Since virtually all the black Americans I had met before had been male, I was pleased to discover what to me was an entirely new species—black American women. Most were embassy employees and embassy wives. Besides being refined, sophisticated, and impeccably groomed, I found many of them extremely pleasing to the eye. Thus, with only a little encouragement from my father, I took to the dance floor, where, to the strains of a piano and the delight of my partners, I managed to reenact some of the fanciest steps I had learned at Herr Lucas’s dance classes in wartime Barmbek.
Attracted by the beautiful piano playing, I joined some guests who had gathered around the player and were singing along to some of the most popular American hit tunes of the time.

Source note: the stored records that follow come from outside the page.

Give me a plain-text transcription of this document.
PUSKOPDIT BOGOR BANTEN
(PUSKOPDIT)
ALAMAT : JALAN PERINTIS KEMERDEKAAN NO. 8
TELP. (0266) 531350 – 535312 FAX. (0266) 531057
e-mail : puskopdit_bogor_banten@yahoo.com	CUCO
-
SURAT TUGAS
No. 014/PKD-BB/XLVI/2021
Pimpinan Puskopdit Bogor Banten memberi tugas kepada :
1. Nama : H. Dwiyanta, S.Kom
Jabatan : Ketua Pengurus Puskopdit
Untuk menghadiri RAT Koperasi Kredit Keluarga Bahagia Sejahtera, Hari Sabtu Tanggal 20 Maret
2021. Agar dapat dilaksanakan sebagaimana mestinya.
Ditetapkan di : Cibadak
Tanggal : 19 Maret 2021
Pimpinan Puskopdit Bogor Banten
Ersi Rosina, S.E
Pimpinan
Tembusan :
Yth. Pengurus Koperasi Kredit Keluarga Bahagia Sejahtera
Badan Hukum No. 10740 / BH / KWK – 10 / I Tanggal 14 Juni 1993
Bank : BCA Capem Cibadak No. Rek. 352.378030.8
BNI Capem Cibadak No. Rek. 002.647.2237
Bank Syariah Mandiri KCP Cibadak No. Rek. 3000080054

The musician, to my surprise, was a blind man, who, someone explained to me, was a Liberian music professor known far and wide as Prof Hayes. While I got caught up in the sing-along, my father tapped me on my shoulder and told me that he had to leave in order to take care of “some urgent business” and promised to return shortly. “Just go on having fun,” he urged. I had no problem with that.
When he returned a short while later, he handed me my saxophone case. “Show them what you can do,” he urged. “I know Prof Hayes won’t mind.”
Since a few glasses of wine had wiped out any inhibitions I might have had, I gladly complied. Within minutes my alto sound blended seamlessly with Prof Hayes’s rendition of “Till the End of Time.” After his initial surprise, a broad smile on the face of the blind musician let me know that he thoroughly approved of my collaboration. At the end of the tune, while the guests were applauding and calling for an encore, Prof Hay
es got up from his seat and gave me an enthusiastic hug.
That evening I made another new friend, Vice Consul Charles Hanson from New York, a horn-rimmed six-footer with degrees from Harvard and Yale and a genuine appreciation for all people. “Come and see me at the embassy after work hours any time you feel like it,” the thirty-something bachelor told me. “Perhaps you can help me polish up my German, which is getting mighty rusty.”
I told him that we had a deal if he would help me spruce up my English.
My father, who had been strutting about all evening like a peacock with a that’s-my-boy kind of attitude, assured me that I had done well and again told me that he was proud of me. There was nothing I enjoyed hearing more.
Most of my “normal” days in my new environment started around 8 A.M., when my father and I would meet for a light breakfast consisting of toast, some fruit, and tea. Freshly out of the shower, still dressed in his bathrobe and slippers, my father would pace the floor between sips of tea and puffs on his cigarette while expounding on just about every subject under the sun. It was during these daily breakfast talks that we came as close to father-and-son bonding as we ever would. Grinning mischievously, he would tell me all about his ongoing legal skirmishes with his brother Nat, whom he called the brain trust of the family’s rebellion against him. “They have gotten nowhere so far,” he explained, “and now that you are here, they are beginning to realize that they’ll never get their hands on my money.”
He often regaled me with stories of his days as a student in England and Ireland. He never tired of showing me an old and brittle newspaper clipping with a photo that showed him, “Prince Al-Haj,” seated beside Edward, Prince of Wales and future king, at a dinner in Buckingham Palace. He also delighted in informing me that it was he who brought the first automobile, a Mercedes-Benz, to Liberia, sometime during the early twenties, long before there were paved roads.